Hi everyone,
I’m a recent Python convert from a 10-year SAS background. While I’ve been learning Python through Datacamp, I’m currently facing a roadblock when trying to load large datasets from Snowflake into Python.
In SAS, this is a straightforward process involving libname
and data
steps. However, I’m struggling to replicate this in Python. I’ve been using the following code, but it’s running into memory issues with large datasets.
I’ve tried various approaches, including chunking the data, but I’m still hitting limitations. I’d appreciate any guidance or suggestions on how to efficiently load and process large datasets from Snowflake in Python.
Thank you in advance for your help!
Regards,
Nishesh
Code below:
import pandas as pd
from sqlalchemy import create_engine, text
from snowflake.sqlalchemy import URL
SNOWFLAKE_USER = 'xxxxxxx'
SNOWFLAKE_ACCOUNT = 'yyyyyy'
SNOWFLAKE_DATABASE = 'aaaaa'
SNOWFLAKE_SCHEMA = 'bbbbb' # Specify the schema if needed
SNOWFLAKE_ROLE = 'ccccc' # Optional: specify your Snowflake role if required
SNOWFLAKE_WAREHOUSE = 'ddddd' # Optional: specify your Snowflake warehouse if required
# Establish connection to Snowflake using SSO with MFA
engine_dev = create_engine(URL(
account = SNOWFLAKE_ACCOUNT,
user = SNOWFLAKE_USER ,
password = 'abc',
role=SNOWFLAKE_ROLE,
database = SNOWFLAKE_DATABASE,
warehouse = SNOWFLAKE_WAREHOUSE,
authenticator = 'externalbrowser'
))
connection_dev = engine_dev.connect()
# Define your parameters in a dictionary
params = {'period': '202409', 'business_written_ind': 'Y'}
# Define your SQL query as a TextClause
query = text("SELECT * FROM bbbbb.RISK_DATA_V WHERE PERIOD = :period AND business_written_ind = :business_written_ind")
# Use Pandas to read data in chunks
df_iter = pd.read_sql(query, connection_dev, params=params, chunksize=500000)

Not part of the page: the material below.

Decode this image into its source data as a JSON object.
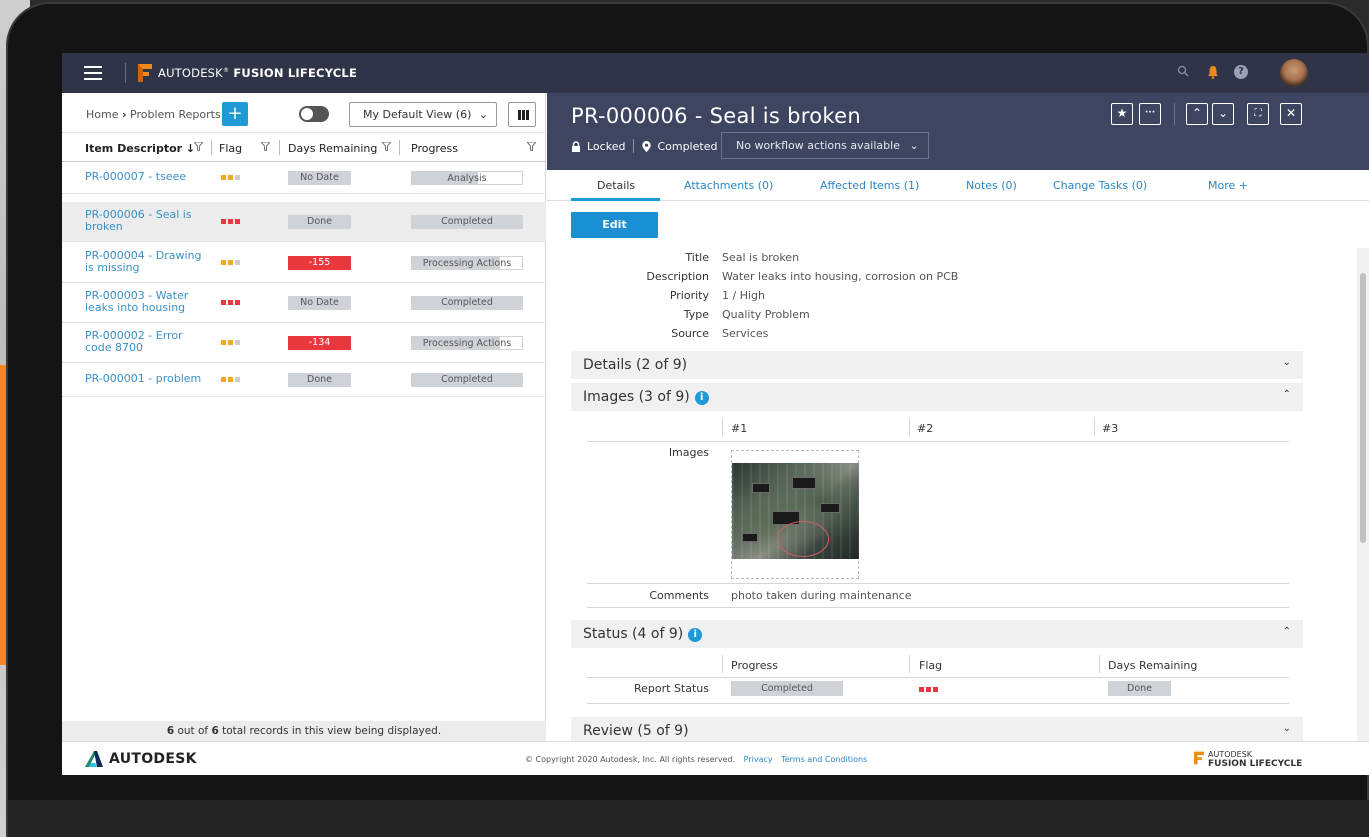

# Create an empty list to store the chunks
all_chunks = []
# Process data in chunks
for chunk in df_iter:
# Process each chunk as needed
print(chunk.head())
all_chunks.append(chunk)
# Concatenate all chunks into a single DataFrame
final_df = pd.concat(all_chunks, ignore_index=True)
print(final_df.head())
print(final_df.tail())
connection_dev.close()
engine_dev.dispose()